#normally

LIVE

Ally: Alright, so we all know somebody lit Mani’s car on fire.

Normani: And that somebody is named Dinah.

Ally: We don’t know who it is.

Normani: I do. It was Dinah.

Ally: We can’t really blame anybody at this point.

Normani: I can, and I blame Dinah.

Ally: So for now, that will have to remain a mystery.

Normani: Mystery solved.

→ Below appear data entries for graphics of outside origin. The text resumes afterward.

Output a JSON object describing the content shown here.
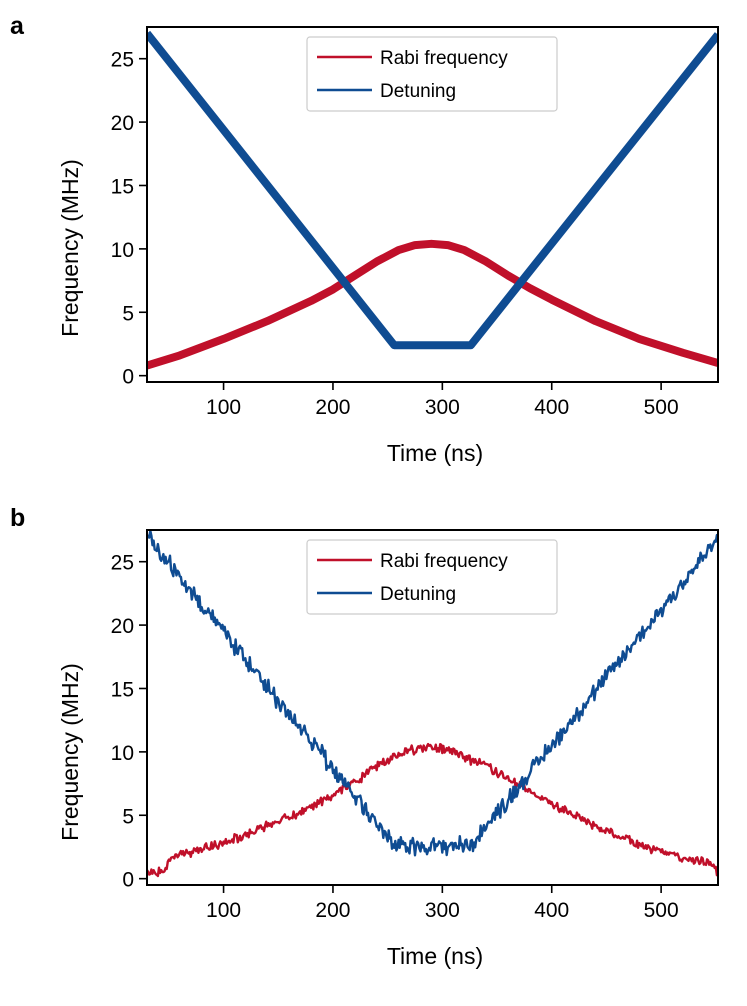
{
  "chart_data": [
    {
      "panel_label": "a",
      "type": "line",
      "title": "",
      "xlabel": "Time (ns)",
      "ylabel": "Frequency (MHz)",
      "xlim": [
        30,
        552
      ],
      "ylim": [
        -0.5,
        27.5
      ],
      "xticks": [
        100,
        200,
        300,
        400,
        500
      ],
      "yticks": [
        0,
        5,
        10,
        15,
        20,
        25
      ],
      "grid": false,
      "legend_position": "top-center",
      "noise": false,
      "series": [
        {
          "name": "Rabi frequency",
          "color": "#c0102a",
          "x": [
            30,
            60,
            100,
            140,
            180,
            200,
            220,
            240,
            260,
            275,
            290,
            305,
            320,
            340,
            360,
            380,
            400,
            440,
            480,
            520,
            552
          ],
          "y": [
            0.8,
            1.6,
            2.9,
            4.3,
            5.9,
            6.8,
            7.9,
            9.0,
            9.9,
            10.3,
            10.4,
            10.3,
            9.9,
            9.0,
            7.9,
            6.9,
            6.0,
            4.3,
            2.9,
            1.8,
            1.0
          ]
        },
        {
          "name": "Detuning",
          "color": "#0f4c92",
          "x": [
            30,
            256,
            326,
            552
          ],
          "y": [
            27.0,
            2.4,
            2.4,
            26.9
          ]
        }
      ]
    },
    {
      "panel_label": "b",
      "type": "line",
      "title": "",
      "xlabel": "Time (ns)",
      "ylabel": "Frequency (MHz)",
      "xlim": [
        30,
        552
      ],
      "ylim": [
        -0.5,
        27.5
      ],
      "xticks": [
        100,
        200,
        300,
        400,
        500
      ],
      "yticks": [
        0,
        5,
        10,
        15,
        20,
        25
      ],
      "grid": false,
      "legend_position": "top-center",
      "noise": true,
      "series": [
        {
          "name": "Rabi frequency",
          "color": "#c0102a",
          "x": [
            30,
            45,
            55,
            70,
            100,
            140,
            180,
            200,
            220,
            240,
            260,
            275,
            290,
            305,
            320,
            340,
            360,
            380,
            400,
            440,
            480,
            520,
            540,
            552
          ],
          "y": [
            0.5,
            0.6,
            1.9,
            2.0,
            2.8,
            4.2,
            5.6,
            6.6,
            7.6,
            8.9,
            9.8,
            10.2,
            10.4,
            10.2,
            9.6,
            8.9,
            7.9,
            6.8,
            5.9,
            4.1,
            2.7,
            1.6,
            1.4,
            0.5
          ]
        },
        {
          "name": "Detuning",
          "color": "#0f4c92",
          "x": [
            30,
            256,
            326,
            552
          ],
          "y": [
            27.0,
            2.6,
            2.6,
            26.8
          ]
        }
      ]
    }
  ]
}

Dinah burned up my fucking car.

Ally: Why isn’t the statue smirking at me?

Normani: It isn’t smirking at anyone, they’re all just imagining it.

Dinah: Three of us saw it, Mani, how do you explain that?

Normani: [Points at Camila] Sleep deprivation. [Points at Lauren] Tequila. [Points at Dinah] Delusional personality disorder.

Normani: Get out of my room, Dinah

Dinah, standing exactly one (1) inch from the doorway: But I’m not even in your room

Normani: I don’t care, get out of my room

Dinah: But I’m not IN your room!

Normani: Well you’re bothering me so GET OUT!

Dinah: I’m just minding my own business!

Normani, louder: ALLY, Dinah is in my room!!

Ally from downstairs: Dinah, get out of Normani’s room.

Dinah: I’M NOT EVEN IN HER FUCKING ROOM!!!